LAS CUENTAS QUE NO DAN

Hasta ahí sería una realidad similar a la del resto del planeta enredado con el mismo virus, solo que en Cuba las cosas siempre son distintas a las demás. Veinte años después del primer intento de sacar de un hondo hueco a la economía nacional, los que dirigen ahora retoman la idea de articular la empresa estatal, con las privadas y cooperativas, estas últimas en pañales, cuando la cantidad de isleños empleados en las formaciones no estatales rebasa el millón 300 mil. “Parece que el pie que acelera nuestra reforma/ actualización o como se le quiera calificar a este proceso que nos ocupa en los últimos diez años, no va a abandonar el pedal del acelerador”, consideró el académico Juan Triana, uno de los muchos economistas críticos del tiempo perdido. Pero del parece a los hechos suele ir un gran trecho y el tiempo no perdona.
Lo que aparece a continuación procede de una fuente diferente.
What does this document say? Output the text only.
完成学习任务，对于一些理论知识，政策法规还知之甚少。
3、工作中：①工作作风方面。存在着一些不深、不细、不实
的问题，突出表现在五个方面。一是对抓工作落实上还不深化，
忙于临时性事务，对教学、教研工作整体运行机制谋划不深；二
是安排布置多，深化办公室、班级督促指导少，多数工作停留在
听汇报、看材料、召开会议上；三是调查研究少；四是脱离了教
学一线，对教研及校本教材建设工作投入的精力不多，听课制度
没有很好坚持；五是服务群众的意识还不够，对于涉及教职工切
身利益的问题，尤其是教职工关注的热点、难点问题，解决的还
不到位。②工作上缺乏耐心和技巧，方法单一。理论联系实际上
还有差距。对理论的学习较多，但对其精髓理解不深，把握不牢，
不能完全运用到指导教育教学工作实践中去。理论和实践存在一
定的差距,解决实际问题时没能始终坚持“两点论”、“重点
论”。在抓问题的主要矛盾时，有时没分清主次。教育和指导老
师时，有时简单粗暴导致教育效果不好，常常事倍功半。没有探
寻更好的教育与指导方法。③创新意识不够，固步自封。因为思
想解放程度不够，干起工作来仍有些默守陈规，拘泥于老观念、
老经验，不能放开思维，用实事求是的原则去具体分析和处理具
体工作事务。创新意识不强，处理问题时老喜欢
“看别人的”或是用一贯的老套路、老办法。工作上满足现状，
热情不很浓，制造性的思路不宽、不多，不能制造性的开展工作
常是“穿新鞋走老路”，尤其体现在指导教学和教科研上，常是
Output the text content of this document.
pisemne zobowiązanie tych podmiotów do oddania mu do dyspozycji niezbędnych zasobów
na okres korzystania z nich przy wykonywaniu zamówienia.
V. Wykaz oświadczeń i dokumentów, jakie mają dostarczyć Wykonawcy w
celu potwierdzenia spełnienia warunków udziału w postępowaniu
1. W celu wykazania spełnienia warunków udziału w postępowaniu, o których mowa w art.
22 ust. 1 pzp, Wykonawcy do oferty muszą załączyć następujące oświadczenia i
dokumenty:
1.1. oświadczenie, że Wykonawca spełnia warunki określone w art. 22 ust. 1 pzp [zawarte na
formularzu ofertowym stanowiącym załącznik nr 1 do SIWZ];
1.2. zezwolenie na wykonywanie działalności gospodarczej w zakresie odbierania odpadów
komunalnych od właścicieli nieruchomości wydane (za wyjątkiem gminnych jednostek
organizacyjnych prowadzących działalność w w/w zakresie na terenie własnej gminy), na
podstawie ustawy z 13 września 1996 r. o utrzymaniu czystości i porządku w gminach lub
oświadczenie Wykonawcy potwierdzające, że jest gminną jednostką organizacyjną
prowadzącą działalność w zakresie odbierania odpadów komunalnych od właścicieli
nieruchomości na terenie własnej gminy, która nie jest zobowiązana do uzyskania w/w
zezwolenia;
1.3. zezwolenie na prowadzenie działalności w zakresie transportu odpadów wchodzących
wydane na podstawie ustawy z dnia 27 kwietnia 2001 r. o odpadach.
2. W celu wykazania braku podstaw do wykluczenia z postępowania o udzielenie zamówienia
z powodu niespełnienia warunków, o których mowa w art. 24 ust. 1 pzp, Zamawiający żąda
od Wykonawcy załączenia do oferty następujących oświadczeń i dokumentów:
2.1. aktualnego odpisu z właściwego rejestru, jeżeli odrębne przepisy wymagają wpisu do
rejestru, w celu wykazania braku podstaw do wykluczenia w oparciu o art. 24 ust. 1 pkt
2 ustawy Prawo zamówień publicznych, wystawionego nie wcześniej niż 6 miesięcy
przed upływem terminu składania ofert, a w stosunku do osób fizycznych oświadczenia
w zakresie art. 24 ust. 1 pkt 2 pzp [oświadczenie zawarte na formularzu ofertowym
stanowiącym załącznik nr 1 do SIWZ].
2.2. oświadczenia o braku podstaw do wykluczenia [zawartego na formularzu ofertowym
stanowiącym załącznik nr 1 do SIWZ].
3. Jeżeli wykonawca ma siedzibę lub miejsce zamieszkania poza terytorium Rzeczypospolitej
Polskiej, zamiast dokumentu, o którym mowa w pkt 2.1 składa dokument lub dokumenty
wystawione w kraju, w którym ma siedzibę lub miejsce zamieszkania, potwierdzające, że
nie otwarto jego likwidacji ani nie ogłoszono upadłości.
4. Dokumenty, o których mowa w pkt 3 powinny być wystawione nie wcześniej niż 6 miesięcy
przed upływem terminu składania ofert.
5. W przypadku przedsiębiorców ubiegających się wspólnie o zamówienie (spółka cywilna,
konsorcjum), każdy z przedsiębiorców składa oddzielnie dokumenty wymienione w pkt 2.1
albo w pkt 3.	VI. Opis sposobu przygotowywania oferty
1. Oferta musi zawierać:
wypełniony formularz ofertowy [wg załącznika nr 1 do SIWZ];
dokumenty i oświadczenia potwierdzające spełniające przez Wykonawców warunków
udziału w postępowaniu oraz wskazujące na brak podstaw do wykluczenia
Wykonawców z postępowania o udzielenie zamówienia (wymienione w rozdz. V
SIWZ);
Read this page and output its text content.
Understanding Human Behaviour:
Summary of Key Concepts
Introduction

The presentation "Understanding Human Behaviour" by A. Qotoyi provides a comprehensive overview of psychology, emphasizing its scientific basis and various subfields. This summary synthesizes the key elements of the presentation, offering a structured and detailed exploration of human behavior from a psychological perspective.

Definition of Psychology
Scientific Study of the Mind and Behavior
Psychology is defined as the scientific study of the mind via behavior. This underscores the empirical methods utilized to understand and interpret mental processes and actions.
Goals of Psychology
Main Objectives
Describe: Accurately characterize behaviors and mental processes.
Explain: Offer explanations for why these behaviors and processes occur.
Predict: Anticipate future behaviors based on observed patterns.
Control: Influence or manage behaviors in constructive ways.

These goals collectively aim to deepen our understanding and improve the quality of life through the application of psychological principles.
Largas colas de consumidores en cualquier parte para adquirir cualquier cosa; mercado negro al alza, abasteciéndose siempre de los almacenes estatales; estrés, desánimo, campañas contra el socialismo en las redes sociales, y para levantar espíritus hacia adentro una propaganda vieja y densa que más que animar aburre.

NOVIEMBRE

La economía nacional, sus remiendos y desastres, es el segundo ingrediente que complica cualquier pronóstico y haría fallar hasta al mismísimo mago Merlín del rey Arturo. El otro componente de este ajiaco ácido tiene una vida tan larga como el socialismo a la cubana y parte de la oposición del Norte al rumbo que se sigue aquí desde 1959.Estados Unidos suspendió los vuelos chárter privados a Cuba como otra medida para aumentar la presión y cortar los fondos que recauda el gobierno cubano”, dijo la prensa estadounidense el jueves 13 de agosto, al reseñar el anuncio hecho ese día por el Secretario de Estado Mike Pompeo, en un nuevo empeño por impedir que ingrese un centavo a este país, cuyo vínculo con EU y a la inversa data de mucho pero mucho tiempo antes de la confrontación surgida tras el triunfo de la revolución. “Ese espacio cubano-estadounidense es tan tangible que permitió a negros y blancos de ambos lados jugar por primera vez en un mismo terreno de béisbol, décadas antes de que Jackie Robinson lo hiciera (1947) en EU”, afirmó el politólogo Rafael Hernández en referencia a un acontecimiento trascendente en el mundo de las bolas y los strikes. Y tal relación entre dos países separados solo por 45 minutos de vuelo hace que los cubanos tengan la vista puesta en las elecciones presidenciales de noviembre como si fuera asunto nacional. “Si reeligen a Donald Trump, a llorar por los portales”, dicen muchos. Como otros países, Cuba saldrá empobrecida de la pandemia en curso, de acuerdo con pronósticos de la CEPAL, y “un cambio de rumbo en la Casa Blanca podría ser, al menos, un bálsamo”, en opinión de analistas. Pero hasta hacer pronósticos en tal sentido sería pare Merlín y los demás magos de lujo otro salto al vacío.